At the 2025 Hot Chips conference, Google disclosed that a single Ironwood chip achieves a peak performance of 4,614 TFLOPs—more than 16 times higher than the TPU v4 in 2022 and nearly 10 times higher than the TPU v5p released in 2023. Ironwood comes with 192GB of high-bandwidth memory (HBM) and a bandwidth of 7.4TB/s. By comparison, TPU v4 featured 275 TFLOPs, 32GB HBM, and 1.2TB/s bandwidth, while TPU v5p offered 459 TFLOPs, 95GB HBM, and 2.8TB/s bandwidth.
The TPU pods have scaled dramatically over the generations: TPU v4 pods integrate up to 4,096 chips, TPU v5p up to 8,960, and Ironwood pods up to 9,216. Beyond single-chip performance, Ironwood represents a system-level innovation designed for extreme scalability.

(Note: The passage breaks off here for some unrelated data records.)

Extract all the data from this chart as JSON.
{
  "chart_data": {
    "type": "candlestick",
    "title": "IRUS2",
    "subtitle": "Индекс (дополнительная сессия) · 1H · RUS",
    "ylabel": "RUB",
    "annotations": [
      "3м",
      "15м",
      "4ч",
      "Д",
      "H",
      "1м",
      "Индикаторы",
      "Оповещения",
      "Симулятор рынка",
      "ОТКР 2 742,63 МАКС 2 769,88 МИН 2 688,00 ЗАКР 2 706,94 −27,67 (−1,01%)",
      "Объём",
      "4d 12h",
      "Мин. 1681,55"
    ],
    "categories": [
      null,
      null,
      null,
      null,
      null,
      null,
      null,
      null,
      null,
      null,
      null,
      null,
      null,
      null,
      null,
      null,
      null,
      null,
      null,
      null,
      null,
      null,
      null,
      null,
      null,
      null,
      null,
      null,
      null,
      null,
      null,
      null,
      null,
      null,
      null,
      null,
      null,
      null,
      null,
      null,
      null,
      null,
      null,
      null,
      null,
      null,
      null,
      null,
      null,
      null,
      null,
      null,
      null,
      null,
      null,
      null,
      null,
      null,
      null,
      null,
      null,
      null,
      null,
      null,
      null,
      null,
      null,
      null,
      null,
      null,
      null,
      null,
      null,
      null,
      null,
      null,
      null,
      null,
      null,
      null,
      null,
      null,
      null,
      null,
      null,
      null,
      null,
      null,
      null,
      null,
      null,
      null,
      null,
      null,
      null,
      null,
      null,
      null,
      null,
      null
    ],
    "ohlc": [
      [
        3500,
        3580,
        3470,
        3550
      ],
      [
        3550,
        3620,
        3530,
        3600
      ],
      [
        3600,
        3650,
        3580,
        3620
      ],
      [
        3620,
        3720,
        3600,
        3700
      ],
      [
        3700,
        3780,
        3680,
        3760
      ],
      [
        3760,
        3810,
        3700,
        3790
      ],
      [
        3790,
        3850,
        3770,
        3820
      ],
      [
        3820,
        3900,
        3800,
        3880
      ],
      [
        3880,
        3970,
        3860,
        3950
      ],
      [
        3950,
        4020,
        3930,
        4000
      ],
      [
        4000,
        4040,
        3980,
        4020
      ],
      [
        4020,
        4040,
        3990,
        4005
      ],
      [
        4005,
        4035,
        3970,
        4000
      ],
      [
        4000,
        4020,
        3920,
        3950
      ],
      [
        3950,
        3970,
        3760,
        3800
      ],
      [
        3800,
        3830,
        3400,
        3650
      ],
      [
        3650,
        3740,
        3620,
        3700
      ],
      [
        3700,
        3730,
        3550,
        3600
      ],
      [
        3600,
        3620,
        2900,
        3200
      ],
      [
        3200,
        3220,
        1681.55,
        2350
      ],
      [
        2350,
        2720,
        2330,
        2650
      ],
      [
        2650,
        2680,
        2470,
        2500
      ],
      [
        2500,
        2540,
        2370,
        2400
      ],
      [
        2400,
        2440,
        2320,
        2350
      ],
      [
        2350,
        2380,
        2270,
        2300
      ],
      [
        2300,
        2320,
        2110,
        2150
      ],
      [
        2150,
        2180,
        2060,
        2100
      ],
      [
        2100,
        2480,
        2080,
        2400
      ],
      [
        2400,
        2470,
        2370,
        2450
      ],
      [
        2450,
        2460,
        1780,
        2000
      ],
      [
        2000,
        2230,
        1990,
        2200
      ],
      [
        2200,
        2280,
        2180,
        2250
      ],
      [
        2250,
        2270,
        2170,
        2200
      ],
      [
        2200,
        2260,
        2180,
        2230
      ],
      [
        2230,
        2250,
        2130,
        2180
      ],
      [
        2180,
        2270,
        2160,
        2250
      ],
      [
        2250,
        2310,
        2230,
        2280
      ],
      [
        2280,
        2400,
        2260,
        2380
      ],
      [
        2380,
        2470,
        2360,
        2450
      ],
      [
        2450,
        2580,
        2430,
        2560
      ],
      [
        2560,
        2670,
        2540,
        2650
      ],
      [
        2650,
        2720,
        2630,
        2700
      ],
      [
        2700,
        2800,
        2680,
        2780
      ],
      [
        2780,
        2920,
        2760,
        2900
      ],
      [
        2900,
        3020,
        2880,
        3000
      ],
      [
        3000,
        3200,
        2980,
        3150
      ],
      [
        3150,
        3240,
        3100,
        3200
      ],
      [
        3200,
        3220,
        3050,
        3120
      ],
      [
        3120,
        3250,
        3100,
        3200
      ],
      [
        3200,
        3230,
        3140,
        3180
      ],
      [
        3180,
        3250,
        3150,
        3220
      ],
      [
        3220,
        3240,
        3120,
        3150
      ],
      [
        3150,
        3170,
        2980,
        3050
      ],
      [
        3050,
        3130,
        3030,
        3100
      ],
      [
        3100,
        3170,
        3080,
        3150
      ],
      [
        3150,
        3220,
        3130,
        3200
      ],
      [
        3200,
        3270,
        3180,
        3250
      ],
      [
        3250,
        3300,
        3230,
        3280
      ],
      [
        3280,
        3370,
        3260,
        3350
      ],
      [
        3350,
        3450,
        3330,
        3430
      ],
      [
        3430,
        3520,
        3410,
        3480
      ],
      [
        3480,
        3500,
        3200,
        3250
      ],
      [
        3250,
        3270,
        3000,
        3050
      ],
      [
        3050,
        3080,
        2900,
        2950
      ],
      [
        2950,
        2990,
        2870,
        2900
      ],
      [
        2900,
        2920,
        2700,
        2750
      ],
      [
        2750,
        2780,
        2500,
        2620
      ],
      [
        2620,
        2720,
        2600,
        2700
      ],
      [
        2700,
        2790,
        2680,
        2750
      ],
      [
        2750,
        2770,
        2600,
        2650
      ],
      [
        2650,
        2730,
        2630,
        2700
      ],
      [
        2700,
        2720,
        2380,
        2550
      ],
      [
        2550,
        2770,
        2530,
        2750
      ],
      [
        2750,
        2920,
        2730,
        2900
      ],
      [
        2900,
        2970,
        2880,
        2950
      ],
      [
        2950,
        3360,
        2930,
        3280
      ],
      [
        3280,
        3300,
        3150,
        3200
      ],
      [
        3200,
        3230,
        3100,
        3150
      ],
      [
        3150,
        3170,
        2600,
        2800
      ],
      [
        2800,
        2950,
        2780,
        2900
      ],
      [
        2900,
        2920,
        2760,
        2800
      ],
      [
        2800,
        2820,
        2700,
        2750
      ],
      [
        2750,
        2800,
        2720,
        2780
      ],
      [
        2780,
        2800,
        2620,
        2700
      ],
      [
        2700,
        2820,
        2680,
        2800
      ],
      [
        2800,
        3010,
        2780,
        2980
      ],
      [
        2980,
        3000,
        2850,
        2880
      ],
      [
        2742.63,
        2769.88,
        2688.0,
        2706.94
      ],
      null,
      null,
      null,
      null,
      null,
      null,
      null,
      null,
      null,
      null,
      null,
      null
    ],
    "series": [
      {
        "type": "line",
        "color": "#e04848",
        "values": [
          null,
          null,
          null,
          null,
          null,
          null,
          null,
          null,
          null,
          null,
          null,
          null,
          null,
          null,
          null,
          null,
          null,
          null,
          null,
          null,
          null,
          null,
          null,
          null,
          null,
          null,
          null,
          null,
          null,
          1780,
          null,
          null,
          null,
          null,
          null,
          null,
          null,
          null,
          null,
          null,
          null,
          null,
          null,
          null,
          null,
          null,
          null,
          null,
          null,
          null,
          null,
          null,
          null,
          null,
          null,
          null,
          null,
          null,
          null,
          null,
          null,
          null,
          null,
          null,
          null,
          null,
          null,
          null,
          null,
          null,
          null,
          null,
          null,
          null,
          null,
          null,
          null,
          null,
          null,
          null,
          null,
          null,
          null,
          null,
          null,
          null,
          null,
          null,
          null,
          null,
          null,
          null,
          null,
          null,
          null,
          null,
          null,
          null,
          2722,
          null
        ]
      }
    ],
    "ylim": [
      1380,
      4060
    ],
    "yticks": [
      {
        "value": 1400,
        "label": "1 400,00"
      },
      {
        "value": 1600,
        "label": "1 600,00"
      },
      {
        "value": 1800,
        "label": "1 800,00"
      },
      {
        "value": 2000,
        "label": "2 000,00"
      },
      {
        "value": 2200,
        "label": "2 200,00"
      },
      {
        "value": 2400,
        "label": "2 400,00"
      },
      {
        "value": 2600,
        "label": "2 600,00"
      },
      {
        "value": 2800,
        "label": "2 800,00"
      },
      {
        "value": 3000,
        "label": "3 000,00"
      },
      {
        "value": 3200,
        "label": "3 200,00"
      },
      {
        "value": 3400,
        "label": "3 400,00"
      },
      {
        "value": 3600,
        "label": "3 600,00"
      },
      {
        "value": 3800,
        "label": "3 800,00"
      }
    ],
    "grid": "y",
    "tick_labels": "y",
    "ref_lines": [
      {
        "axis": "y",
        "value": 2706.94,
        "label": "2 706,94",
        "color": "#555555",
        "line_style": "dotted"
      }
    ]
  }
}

Powerful chips need equally precise system engineering. Google developed Ironwood's modular, scalable architecture spanning chips, racks, and pods. Each Ironwood SoC integrates four chips on a PCBA board, and 16 boards stack together to form a 64-chip TPU rack. For larger-scale deployments, Google uses proprietary Inter-Chip Interconnect (ICI) technology with PCB traces, copper cables, and optical links to connect multiple racks into a single Superpod.
Managing such immense compute power presents significant energy and cooling challenges. Ironwood racks are equipped with advanced liquid cooling systems to maintain efficiency and reliability.
Ironwood represents Google's largest and most powerful AI computing engine to date, optimized for AI training and inference workloads—especially Mixed Expert (MoE) inference models. It's also the first TPU to support FP8 computation in its tensor cores and matrix units, compared to previous TPUs supporting INT8 inference and BF16 training.
Additionally, Ironwood chips include the third-generation SparseCore accelerator, initially introduced in the TPU v5p in 2023 and further enhanced in the 2024 Trillium chip. SparseCore was designed to accelerate recommendation models that use embeddings across multiple user categories.